Tapi semangatnya terlihat berlebih ketika bicara pendidikan. Sebagian besar pidatonya berisi soal pendidikan: Sekolah Rakyat. Sekolah Garuda. Sekolah Integrasi. IFP. MBG.
Semuanya bagus. Idealis. Mulia. Demi masa depan bangsa.
Sekolah Rakyat misalnya, tujuan utamanya “untuk memutus rantai kemiskinan”. Karena itu muridnya harus anak orang termiskin di daerah itu. Tanpa seleksi kepintaran. Yang penting mau sekolah.
Mereka harus diasramakan. Agar terputus dengan budaya hidup miskin di lingkungan keluarganya. Tetap boleh bertemu orang tua. Misalnya seminggu sekali. Tapi setidaknya setiap satu minggu mereka sudah terputus dengan lingkungan budaya miskinnya selama enam hari.
Dunia memang sudah sepakat: upaya terbaik memutus rantai kemiskinan adalah lewat pendidikan. Itu dipaparkan dengan jelas oleh banyak ahli, termasuk Prof Dr Mohamad Nuh. Mantan mendiknas itu ikut mendesain Sekolah Rakyat.
Lalu Sekolah Garuda –sekolah unggulan. Hanya yang kepandaiannya istimewa yang bisa masuk Sekolah Garuda. Kurikulumnya IB –International Bacalaureat.
Itu berarti lulusan Sekolah Garuda bisa diterima di universitas kelas satu dunia. Prabowo menyebut contohnya: MIT dan Harvard di Boston, atau Oxford di Inggris.
“Ini pekerjaan wamen Stella,” ujar Prabowo. Dalam pidato itu sangat sedikit Prabowo menyebut nama menteri atau wamen, tapi nama Stella diucapkan secara khusus.
Di dunia ini, kata Prabowo, ada satu persen penduduk genius. Termasuk di Indonesia. Satu persen dari 280 juta penduduk Indonesia sangatlah banyak. Dan penyebaran orang genius itu tidak hanya di golongan atas. Itu bisa muncul dari keluarga sangat miskin.

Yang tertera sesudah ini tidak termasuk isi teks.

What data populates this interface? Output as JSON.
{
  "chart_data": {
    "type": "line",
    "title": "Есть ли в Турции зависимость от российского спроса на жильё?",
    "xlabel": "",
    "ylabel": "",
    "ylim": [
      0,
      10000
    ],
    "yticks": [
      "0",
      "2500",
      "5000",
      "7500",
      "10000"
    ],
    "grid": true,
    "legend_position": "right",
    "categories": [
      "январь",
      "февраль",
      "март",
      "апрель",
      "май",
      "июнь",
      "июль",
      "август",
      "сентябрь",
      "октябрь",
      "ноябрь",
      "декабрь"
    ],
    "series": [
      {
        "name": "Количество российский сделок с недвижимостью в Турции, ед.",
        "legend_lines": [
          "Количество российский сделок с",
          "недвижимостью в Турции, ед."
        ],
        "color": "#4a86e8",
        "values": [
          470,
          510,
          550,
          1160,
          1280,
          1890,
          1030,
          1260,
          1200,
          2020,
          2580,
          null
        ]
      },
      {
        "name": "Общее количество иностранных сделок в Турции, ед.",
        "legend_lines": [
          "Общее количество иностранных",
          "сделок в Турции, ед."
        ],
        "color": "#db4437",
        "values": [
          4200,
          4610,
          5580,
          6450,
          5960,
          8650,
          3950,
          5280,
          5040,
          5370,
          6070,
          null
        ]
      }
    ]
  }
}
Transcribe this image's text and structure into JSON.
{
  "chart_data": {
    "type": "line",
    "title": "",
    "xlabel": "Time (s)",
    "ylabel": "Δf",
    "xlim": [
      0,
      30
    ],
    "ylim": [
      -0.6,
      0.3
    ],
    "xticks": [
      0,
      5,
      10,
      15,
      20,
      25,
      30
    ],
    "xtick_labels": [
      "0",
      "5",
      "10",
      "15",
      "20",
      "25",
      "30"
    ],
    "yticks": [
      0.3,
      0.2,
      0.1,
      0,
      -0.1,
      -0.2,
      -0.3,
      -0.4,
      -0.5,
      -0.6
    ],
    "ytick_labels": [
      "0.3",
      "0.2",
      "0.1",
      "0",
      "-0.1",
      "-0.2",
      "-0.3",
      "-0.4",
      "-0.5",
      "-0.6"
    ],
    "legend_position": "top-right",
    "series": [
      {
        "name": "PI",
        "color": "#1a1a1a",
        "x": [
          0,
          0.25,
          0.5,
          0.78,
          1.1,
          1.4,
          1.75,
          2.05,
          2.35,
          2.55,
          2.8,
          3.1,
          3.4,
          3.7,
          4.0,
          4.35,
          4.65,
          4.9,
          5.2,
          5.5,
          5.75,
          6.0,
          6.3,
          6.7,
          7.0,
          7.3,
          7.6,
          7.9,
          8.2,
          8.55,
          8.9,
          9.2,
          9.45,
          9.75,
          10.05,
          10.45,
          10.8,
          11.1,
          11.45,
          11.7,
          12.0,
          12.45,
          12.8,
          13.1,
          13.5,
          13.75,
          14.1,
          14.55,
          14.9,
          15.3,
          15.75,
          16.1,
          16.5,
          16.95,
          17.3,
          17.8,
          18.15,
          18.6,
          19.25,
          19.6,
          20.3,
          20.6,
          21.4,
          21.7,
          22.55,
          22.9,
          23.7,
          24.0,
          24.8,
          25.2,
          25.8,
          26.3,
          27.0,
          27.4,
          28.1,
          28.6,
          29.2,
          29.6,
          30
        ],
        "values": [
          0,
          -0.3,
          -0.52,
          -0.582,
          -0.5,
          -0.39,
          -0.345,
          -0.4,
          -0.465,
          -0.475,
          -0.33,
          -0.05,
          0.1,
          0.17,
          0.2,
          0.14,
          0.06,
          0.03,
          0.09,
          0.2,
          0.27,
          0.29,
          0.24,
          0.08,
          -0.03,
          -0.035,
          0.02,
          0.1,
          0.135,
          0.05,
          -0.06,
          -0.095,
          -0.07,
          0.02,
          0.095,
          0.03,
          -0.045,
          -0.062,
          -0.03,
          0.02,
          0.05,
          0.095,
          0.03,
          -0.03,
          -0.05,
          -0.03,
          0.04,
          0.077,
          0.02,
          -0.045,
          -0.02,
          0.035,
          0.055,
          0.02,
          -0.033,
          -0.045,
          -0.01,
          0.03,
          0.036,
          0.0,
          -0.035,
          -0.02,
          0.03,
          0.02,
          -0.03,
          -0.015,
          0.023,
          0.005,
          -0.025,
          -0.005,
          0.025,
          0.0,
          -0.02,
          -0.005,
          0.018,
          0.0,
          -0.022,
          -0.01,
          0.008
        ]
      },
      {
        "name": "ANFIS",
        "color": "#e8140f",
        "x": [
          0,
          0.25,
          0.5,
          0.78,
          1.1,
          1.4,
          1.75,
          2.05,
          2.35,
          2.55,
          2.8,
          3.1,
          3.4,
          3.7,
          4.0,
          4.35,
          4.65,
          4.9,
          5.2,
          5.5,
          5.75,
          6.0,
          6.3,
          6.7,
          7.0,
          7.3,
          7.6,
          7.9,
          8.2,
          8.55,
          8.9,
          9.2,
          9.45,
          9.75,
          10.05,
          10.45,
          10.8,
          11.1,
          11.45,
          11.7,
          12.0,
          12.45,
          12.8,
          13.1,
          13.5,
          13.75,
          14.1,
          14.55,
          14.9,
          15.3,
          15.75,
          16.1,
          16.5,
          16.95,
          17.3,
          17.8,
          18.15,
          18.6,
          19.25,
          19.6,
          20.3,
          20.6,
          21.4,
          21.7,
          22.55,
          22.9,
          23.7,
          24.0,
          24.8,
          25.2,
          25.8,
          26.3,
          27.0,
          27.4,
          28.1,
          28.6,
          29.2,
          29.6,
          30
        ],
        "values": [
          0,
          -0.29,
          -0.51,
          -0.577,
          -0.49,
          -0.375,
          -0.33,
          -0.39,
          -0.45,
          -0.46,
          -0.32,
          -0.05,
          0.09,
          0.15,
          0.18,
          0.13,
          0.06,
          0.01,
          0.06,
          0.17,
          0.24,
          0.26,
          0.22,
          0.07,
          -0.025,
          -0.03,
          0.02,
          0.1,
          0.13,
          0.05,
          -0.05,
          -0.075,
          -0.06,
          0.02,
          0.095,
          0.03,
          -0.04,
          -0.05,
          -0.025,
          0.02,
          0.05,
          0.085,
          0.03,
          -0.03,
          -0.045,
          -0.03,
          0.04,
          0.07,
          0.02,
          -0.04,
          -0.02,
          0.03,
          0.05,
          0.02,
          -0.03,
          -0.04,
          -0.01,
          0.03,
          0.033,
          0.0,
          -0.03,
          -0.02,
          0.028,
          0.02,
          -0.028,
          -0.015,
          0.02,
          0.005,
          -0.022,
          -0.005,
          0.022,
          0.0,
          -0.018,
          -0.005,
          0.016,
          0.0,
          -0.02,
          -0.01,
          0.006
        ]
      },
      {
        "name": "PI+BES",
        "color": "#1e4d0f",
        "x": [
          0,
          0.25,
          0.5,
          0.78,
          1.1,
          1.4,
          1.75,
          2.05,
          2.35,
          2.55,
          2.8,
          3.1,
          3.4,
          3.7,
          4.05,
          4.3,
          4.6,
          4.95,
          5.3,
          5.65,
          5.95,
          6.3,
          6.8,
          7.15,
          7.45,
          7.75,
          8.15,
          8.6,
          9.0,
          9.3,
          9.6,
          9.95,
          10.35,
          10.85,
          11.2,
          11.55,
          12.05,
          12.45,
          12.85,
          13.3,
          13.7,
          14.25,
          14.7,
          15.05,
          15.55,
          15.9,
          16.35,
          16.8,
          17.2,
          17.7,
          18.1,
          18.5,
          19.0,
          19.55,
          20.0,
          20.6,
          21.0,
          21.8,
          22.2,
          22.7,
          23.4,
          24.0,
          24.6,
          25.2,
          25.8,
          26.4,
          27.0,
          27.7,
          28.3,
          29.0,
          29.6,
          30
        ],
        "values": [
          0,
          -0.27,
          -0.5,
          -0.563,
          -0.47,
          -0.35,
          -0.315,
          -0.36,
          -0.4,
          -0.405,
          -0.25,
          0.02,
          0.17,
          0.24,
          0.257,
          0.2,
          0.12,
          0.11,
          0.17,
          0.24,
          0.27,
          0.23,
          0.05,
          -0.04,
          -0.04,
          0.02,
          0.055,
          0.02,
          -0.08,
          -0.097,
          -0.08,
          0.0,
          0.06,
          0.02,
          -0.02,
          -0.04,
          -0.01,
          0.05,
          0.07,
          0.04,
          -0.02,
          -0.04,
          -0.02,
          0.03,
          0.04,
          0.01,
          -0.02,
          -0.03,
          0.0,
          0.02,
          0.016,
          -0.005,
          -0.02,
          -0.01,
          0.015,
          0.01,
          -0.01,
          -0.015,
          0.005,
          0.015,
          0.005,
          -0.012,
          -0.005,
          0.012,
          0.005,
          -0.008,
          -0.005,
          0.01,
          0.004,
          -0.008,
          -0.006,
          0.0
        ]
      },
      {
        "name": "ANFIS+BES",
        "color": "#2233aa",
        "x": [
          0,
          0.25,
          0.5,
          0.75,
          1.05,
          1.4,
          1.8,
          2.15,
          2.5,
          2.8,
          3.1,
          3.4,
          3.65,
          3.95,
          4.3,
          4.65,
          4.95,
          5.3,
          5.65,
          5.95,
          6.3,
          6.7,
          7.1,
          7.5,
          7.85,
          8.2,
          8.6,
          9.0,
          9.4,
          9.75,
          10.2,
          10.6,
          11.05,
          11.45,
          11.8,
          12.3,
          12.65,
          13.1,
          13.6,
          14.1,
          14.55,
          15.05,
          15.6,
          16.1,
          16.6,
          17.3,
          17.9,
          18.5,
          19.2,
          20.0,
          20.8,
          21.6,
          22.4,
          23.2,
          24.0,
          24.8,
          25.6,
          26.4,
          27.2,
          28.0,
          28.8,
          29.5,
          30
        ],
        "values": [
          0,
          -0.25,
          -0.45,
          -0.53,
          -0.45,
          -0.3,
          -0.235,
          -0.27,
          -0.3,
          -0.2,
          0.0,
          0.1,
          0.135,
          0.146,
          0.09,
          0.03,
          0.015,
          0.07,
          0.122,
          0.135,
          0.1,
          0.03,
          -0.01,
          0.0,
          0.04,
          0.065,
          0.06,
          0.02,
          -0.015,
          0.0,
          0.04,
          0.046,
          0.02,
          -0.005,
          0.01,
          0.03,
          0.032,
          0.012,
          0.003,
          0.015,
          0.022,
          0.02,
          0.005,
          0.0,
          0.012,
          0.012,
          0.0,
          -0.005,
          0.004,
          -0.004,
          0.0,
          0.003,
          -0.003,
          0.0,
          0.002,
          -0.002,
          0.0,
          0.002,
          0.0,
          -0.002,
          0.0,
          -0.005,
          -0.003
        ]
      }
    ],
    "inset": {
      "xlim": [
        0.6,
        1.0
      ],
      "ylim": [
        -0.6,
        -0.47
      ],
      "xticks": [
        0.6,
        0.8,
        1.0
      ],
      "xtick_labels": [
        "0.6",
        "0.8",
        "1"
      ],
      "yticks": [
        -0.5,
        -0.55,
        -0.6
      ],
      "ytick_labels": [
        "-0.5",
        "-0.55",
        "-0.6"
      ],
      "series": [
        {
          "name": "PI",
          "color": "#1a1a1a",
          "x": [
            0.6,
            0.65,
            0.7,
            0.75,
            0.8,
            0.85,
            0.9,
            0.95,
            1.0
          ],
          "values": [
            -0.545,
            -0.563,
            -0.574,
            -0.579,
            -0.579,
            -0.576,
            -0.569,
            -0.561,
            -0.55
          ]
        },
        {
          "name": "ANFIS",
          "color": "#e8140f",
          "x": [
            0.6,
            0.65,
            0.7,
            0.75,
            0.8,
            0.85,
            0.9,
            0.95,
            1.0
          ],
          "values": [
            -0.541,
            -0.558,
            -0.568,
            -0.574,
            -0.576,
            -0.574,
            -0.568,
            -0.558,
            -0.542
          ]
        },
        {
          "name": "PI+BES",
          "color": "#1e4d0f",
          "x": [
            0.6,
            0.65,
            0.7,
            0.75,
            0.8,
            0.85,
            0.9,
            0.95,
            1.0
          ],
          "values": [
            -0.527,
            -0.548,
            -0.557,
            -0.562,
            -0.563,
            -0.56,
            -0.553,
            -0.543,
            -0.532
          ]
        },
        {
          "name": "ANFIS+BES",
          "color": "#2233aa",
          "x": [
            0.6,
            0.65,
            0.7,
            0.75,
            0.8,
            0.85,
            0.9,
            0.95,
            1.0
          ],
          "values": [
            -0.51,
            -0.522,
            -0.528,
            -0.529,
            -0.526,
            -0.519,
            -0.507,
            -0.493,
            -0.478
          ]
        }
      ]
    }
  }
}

“Karena itu kita harus cari mereka. Kalau perlu Polri dan TNI ikut mencari. Kan jaringan TNI dan Polri sangat luas,” ujar Prabowo. Pun organisasi-organisasi kemasyarakatan diminta ikut mencari mereka. Agar mereka mendapat pendidikan khusus di Sekolah Garuda.